No es nueva la frase, ni siquiera es el «agua tibia» del momento, es una intención reflejada años atrás, para desterrar ineficaces esquemas de gestión empresarial, control estatal y dinámicas sociales.
Los pensamientos, las representaciones, la llevada y traída mentalidad, como los valores, son generados en un largo proceso educativo y socializador desde todas las instancias: la familia, los grupos de relación, la escuela, el entorno, el trabajo, los medios de comunicación; son producto mismo de la sociedad en la que a cada cual le ha tocado vivir.
La mentalidad socialista no es la de una sola persona, como ente aislado, es la historia de vida de una nación, de un proyecto, de una Revolución, contada, recreada por todos, los de antes, los de ahora y los del mañana.
Pensamientos, valores, «mentalidad» no se cambian así como así, se enseñan, se inculcan, se crean, se transmiten de generación en generación, se proyectan en la conciencia del individuo y su relación con la sociedad, tras un período largo e ininterrumpido de asunción de símbolos, procesos y representaciones progresivas, de dinámicas escalonadas.
Por ello «cambiar la mentalidad» no puede ser un mandato de esos que se asumen y repiten sin saber cómo cumplirlos. Es imprescindible evitar el riesgo de convertir la cita en hueca, que lejos de aunar fuerzas para lograr una mayor conciencia nacional y progresista acorde con los nuevos tiempos, se vuelva, en algunos contextos, nicho de justificaciones, apologías y simulaciones de autocrítica.
Debe ser una alocución coherente y consecuente, convertirse en un propósito estratégico y multifactorial para articular renovadores —o quizá no tan nuevos, pero ya impostergables— pensamientos y proyectos de nación.
Un primer paso comprende el acercamiento, inducir el cambio desde las necesidades, la motivación; promover, concientizar la importancia de la transformación; articular estrategias en todas las esferas y estratos sociales; acercar las nociones a las expectativas e intereses de quienes deben y pueden cambiar esa mentalidad.
Pero para poder hacerlo, en primer lugar, hay que ver el cambio como una necesidad.
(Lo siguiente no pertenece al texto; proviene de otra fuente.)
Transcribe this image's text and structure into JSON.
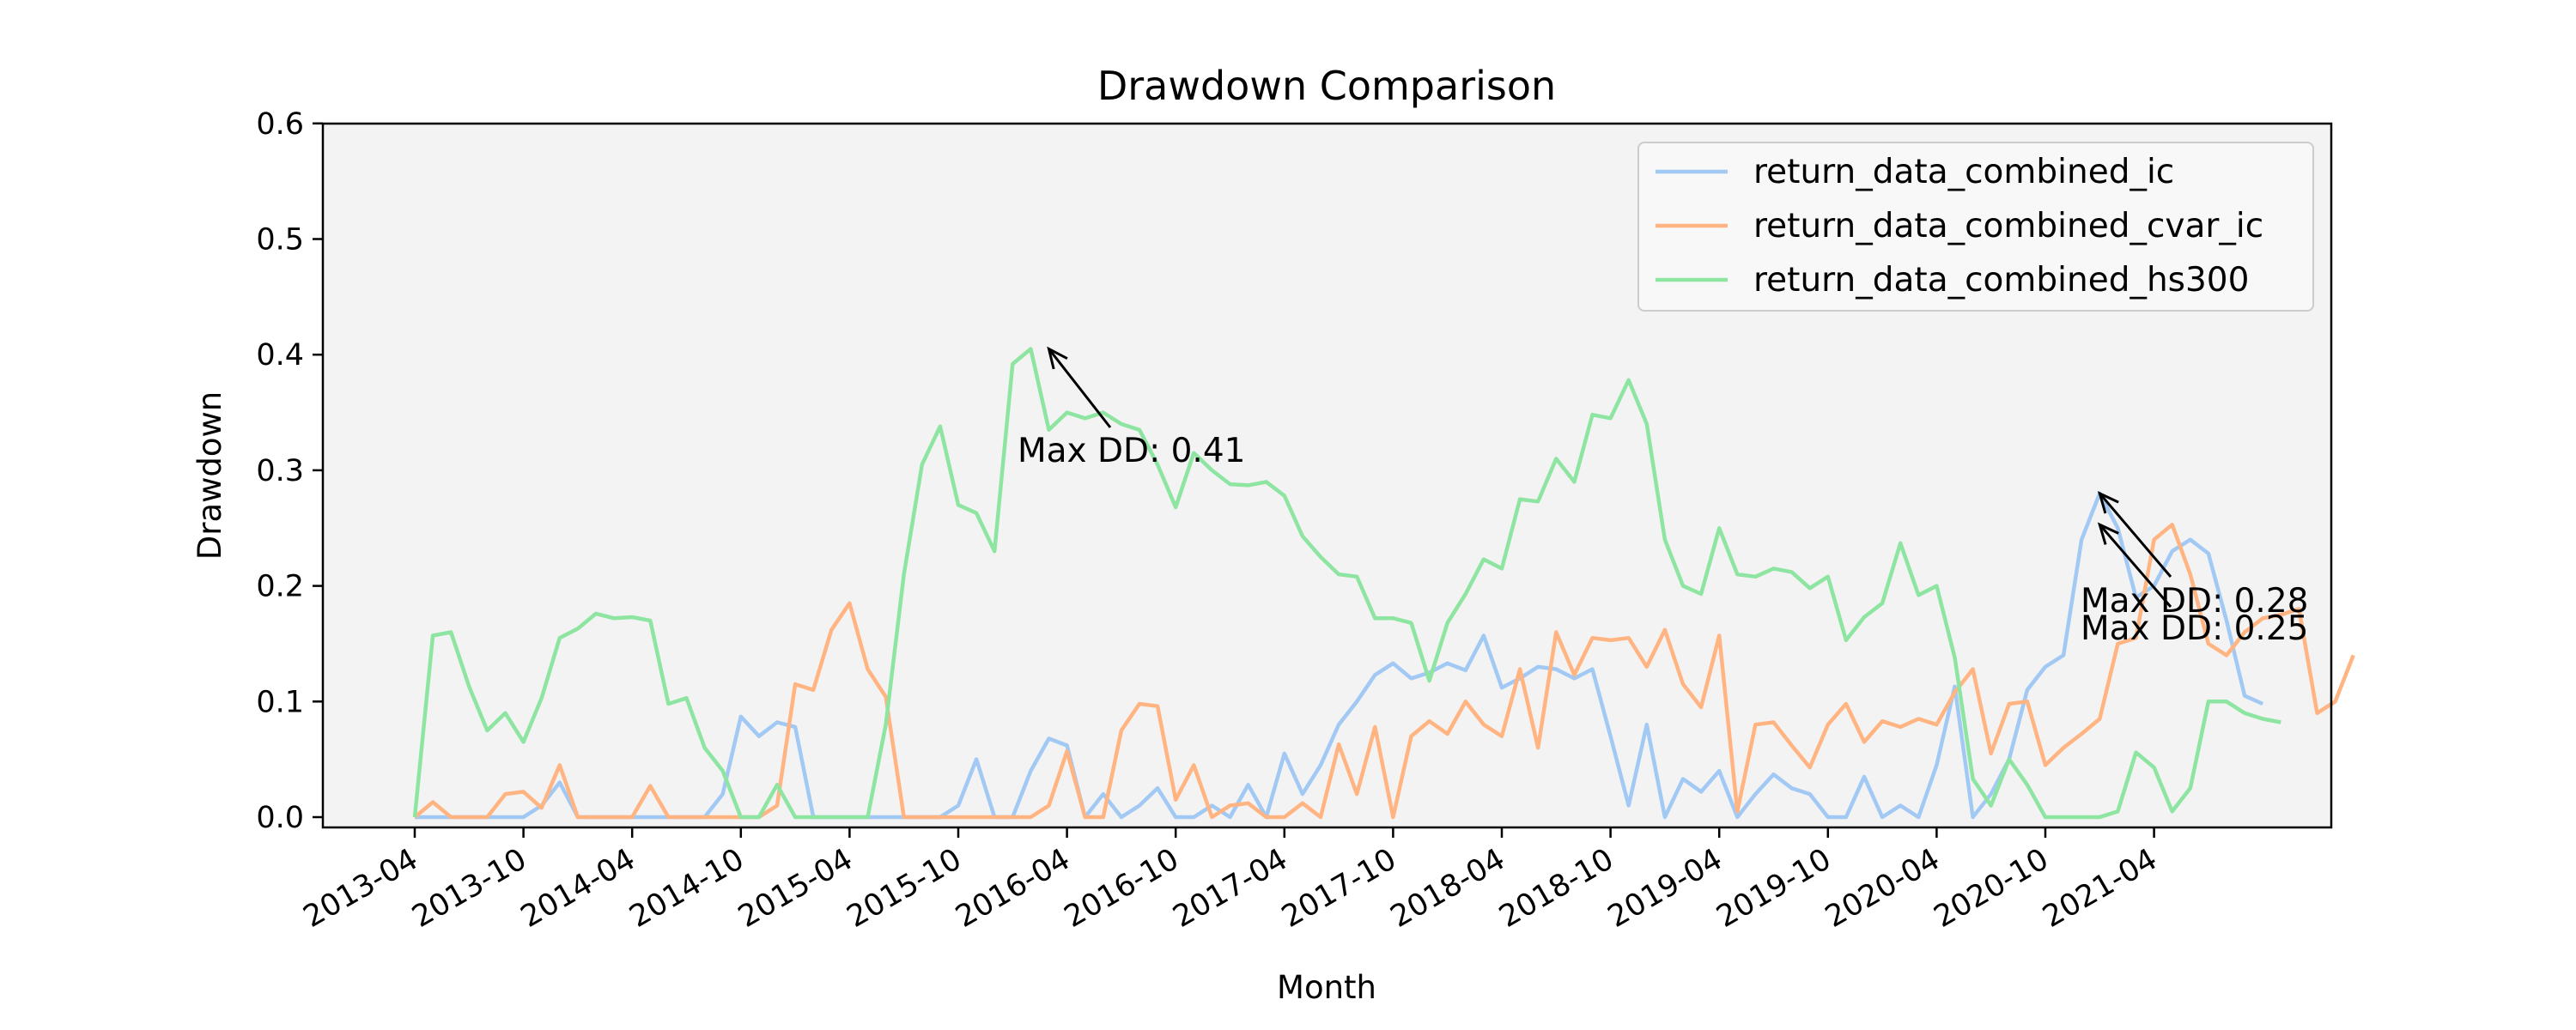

Si no, se corre el riesgo de que no se interiorice cabalmente.
Es ineludible, igualmente, definir esa mentalidad deseada y sugerirla desde edades tempranas y en todos los espacios, no quedarnos en la superficie de la arenga movilizadora por enjundiosa que esta sea.
Para ello, hay que empezar por desarticular el discurso asumido en algunas situaciones de forma dogmática e incapaz de adherir y promover esta nueva mentalidad; oxigenar la, a veces, inadecuada educación que lejos de promover esta conciencia otra, la aleja aún más.
En la escuela, en las reuniones, en los diferentes espacios públicos no se puede promover «cambiar la mentalidad» cuando el alegato no es coherente con el escuchado en las casas, la calle, las conversaciones del barrio, los amigos e incluso hasta en los propios centros de trabajo e instituciones educativas.
La práctica diaria demuestra que se puede abogar hasta el cansancio por el «cambio», apoyarse en inverosímiles recursos comunicativos, repetir frases, datos y lemas, y, sin embargo, los actos llegan a ser la negación de la propia prédica.
Por otro lado, cambiar la mentalidad significa en todo caso haber tenido alguna respecto a determinadas dinámicas. Y en realidad, en no pocos espacios se ha carecido de concepciones precisas y se descubren ahora otras formas y lógicas de pensamiento. Así que, en algunos escenarios, en vez de cambiar, sería más prudente hablar de crear nuevas mentalidades.